By the time of Martha’s transfer to paediatric intensive care on 30 August she had septic shock and was “profoundly unwell … and failed to respond to interventions”.
In Bernal’s report, he also commented on the relationship between the consultants looking after Martha and critical care, stating: “It was reported that referrals were made more often and with a lower trigger threshold, and that relations were easier, with the general rather than liver paediatric services. The perception reported was that the liver ward team sometimes questioned the value of review.”
The inquest heard that KCH was making changes in the wake of Martha’s death, including improving diagnostics and taking account of parents’ views.
The senior coroner Mary Hassell, whose verdict was based on the balance of probabilities, said Martha had been “incredibly unlucky” to strike the bike’s handlebars in the way she did, but it was an injury many other children had suffered without the same fatal consequences. “She was not transferred to intensive care as she should have been,” Hassell said. “All the evidence I have heard boils down to that. I find the likelihood is if she’d been transferred to intensive care, she would have survived.”

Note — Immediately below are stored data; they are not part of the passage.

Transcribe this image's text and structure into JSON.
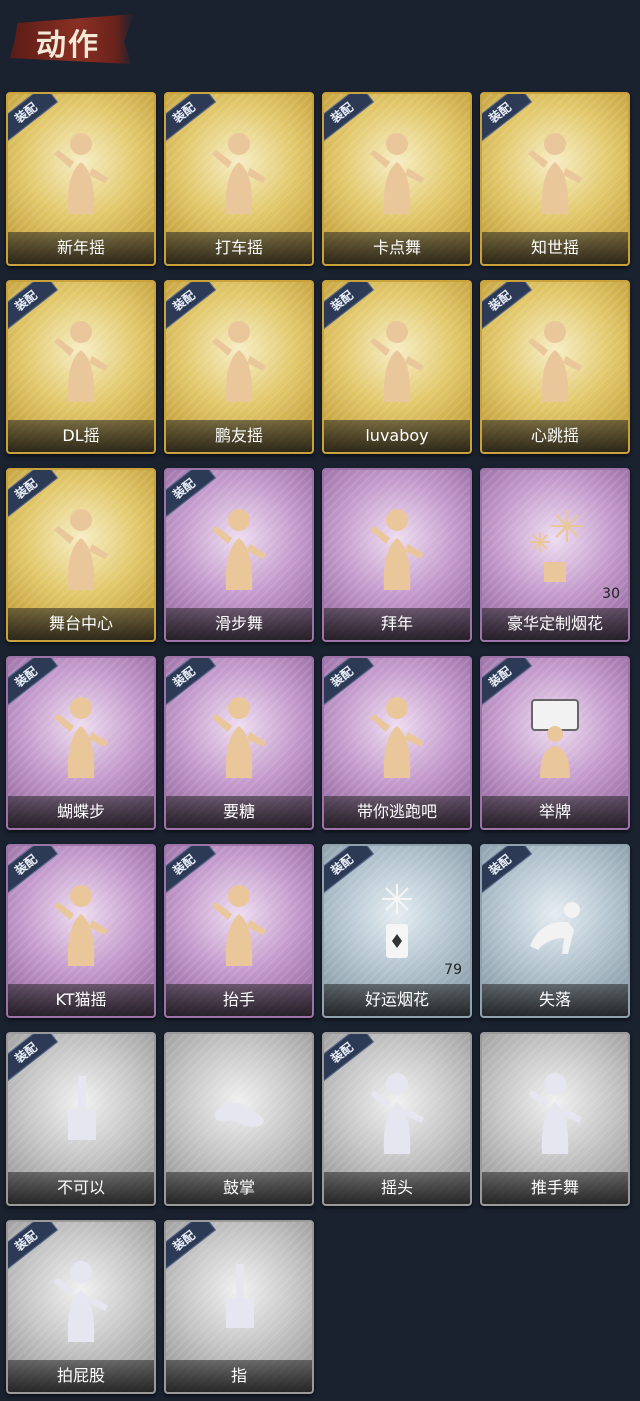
{
  "header": {
    "title": "动作"
  },
  "tag_text": "装配",
  "cards": [
    {
      "label": "新年摇",
      "style": "gold",
      "tag": true,
      "count": "",
      "icon": "dance-figure-icon"
    },
    {
      "label": "打车摇",
      "style": "gold",
      "tag": true,
      "count": "",
      "icon": "dance-figure-icon"
    },
    {
      "label": "卡点舞",
      "style": "gold",
      "tag": true,
      "count": "",
      "icon": "dance-figure-icon"
    },
    {
      "label": "知世摇",
      "style": "gold",
      "tag": true,
      "count": "",
      "icon": "dance-figure-icon"
    },
    {
      "label": "DL摇",
      "style": "gold",
      "tag": true,
      "count": "",
      "icon": "dance-figure-icon"
    },
    {
      "label": "鹏友摇",
      "style": "gold",
      "tag": true,
      "count": "",
      "icon": "dance-figure-icon"
    },
    {
      "label": "luvaboy",
      "style": "gold",
      "tag": true,
      "count": "",
      "icon": "dance-figure-icon"
    },
    {
      "label": "心跳摇",
      "style": "gold",
      "tag": true,
      "count": "",
      "icon": "dance-figure-icon"
    },
    {
      "label": "舞台中心",
      "style": "gold",
      "tag": true,
      "count": "",
      "icon": "dance-figure-icon"
    },
    {
      "label": "滑步舞",
      "style": "purple",
      "tag": true,
      "count": "",
      "icon": "dance-figure-icon"
    },
    {
      "label": "拜年",
      "style": "purple",
      "tag": false,
      "count": "",
      "icon": "bow-figure-icon"
    },
    {
      "label": "豪华定制烟花",
      "style": "purple",
      "tag": false,
      "count": "30",
      "icon": "fireworks-icon"
    },
    {
      "label": "蝴蝶步",
      "style": "purple",
      "tag": true,
      "count": "",
      "icon": "dance-figure-icon"
    },
    {
      "label": "要糖",
      "style": "purple",
      "tag": true,
      "count": "",
      "icon": "figure-icon"
    },
    {
      "label": "带你逃跑吧",
      "style": "purple",
      "tag": true,
      "count": "",
      "icon": "dance-figure-icon"
    },
    {
      "label": "举牌",
      "style": "purple",
      "tag": true,
      "count": "",
      "icon": "sign-figure-icon"
    },
    {
      "label": "KT猫摇",
      "style": "purple",
      "tag": true,
      "count": "",
      "icon": "dance-figure-icon"
    },
    {
      "label": "抬手",
      "style": "purple",
      "tag": true,
      "count": "",
      "icon": "figure-icon"
    },
    {
      "label": "好运烟花",
      "style": "blue",
      "tag": true,
      "count": "79",
      "icon": "firework-can-icon"
    },
    {
      "label": "失落",
      "style": "blue",
      "tag": true,
      "count": "",
      "icon": "crawl-figure-icon"
    },
    {
      "label": "不可以",
      "style": "gray",
      "tag": true,
      "count": "",
      "icon": "finger-icon"
    },
    {
      "label": "鼓掌",
      "style": "gray",
      "tag": false,
      "count": "",
      "icon": "clap-icon"
    },
    {
      "label": "摇头",
      "style": "gray",
      "tag": true,
      "count": "",
      "icon": "figure-icon"
    },
    {
      "label": "推手舞",
      "style": "gray",
      "tag": false,
      "count": "",
      "icon": "figure-icon"
    },
    {
      "label": "拍屁股",
      "style": "gray",
      "tag": true,
      "count": "",
      "icon": "figure-icon"
    },
    {
      "label": "指",
      "style": "gray",
      "tag": true,
      "count": "",
      "icon": "point-hand-icon"
    }
  ]
}
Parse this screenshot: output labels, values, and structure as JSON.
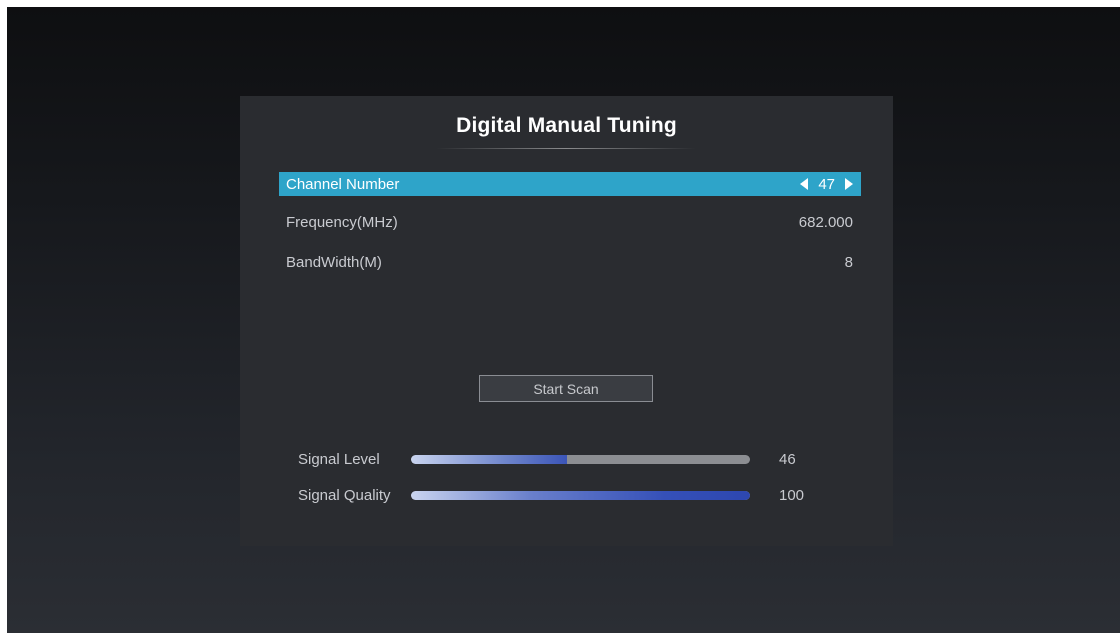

Martha’s parents said she was “a fun, singular, very intelligent girl, who had such an appetite for life and all its opportunities. She was growing up to be a strong, remarkable woman … We have now had confirmed what we always knew – that this was a preventable death. Martha’s future has been stolen. We feel outraged on her behalf.”
Prof Nicola Ranger, the chief nurse at KCH NHS trust, said: “We would like to extend our deepest sympathies once again to Martha’s family for their loss. We accept the coroner’s findings, and on behalf of the trust, I would like to apologise for the failure to recognise Martha’s deteriorating condition earlier, which led to delays in providing appropriate treatment. We are committed to delivering further improvements to the care we provide to patients at King’s.”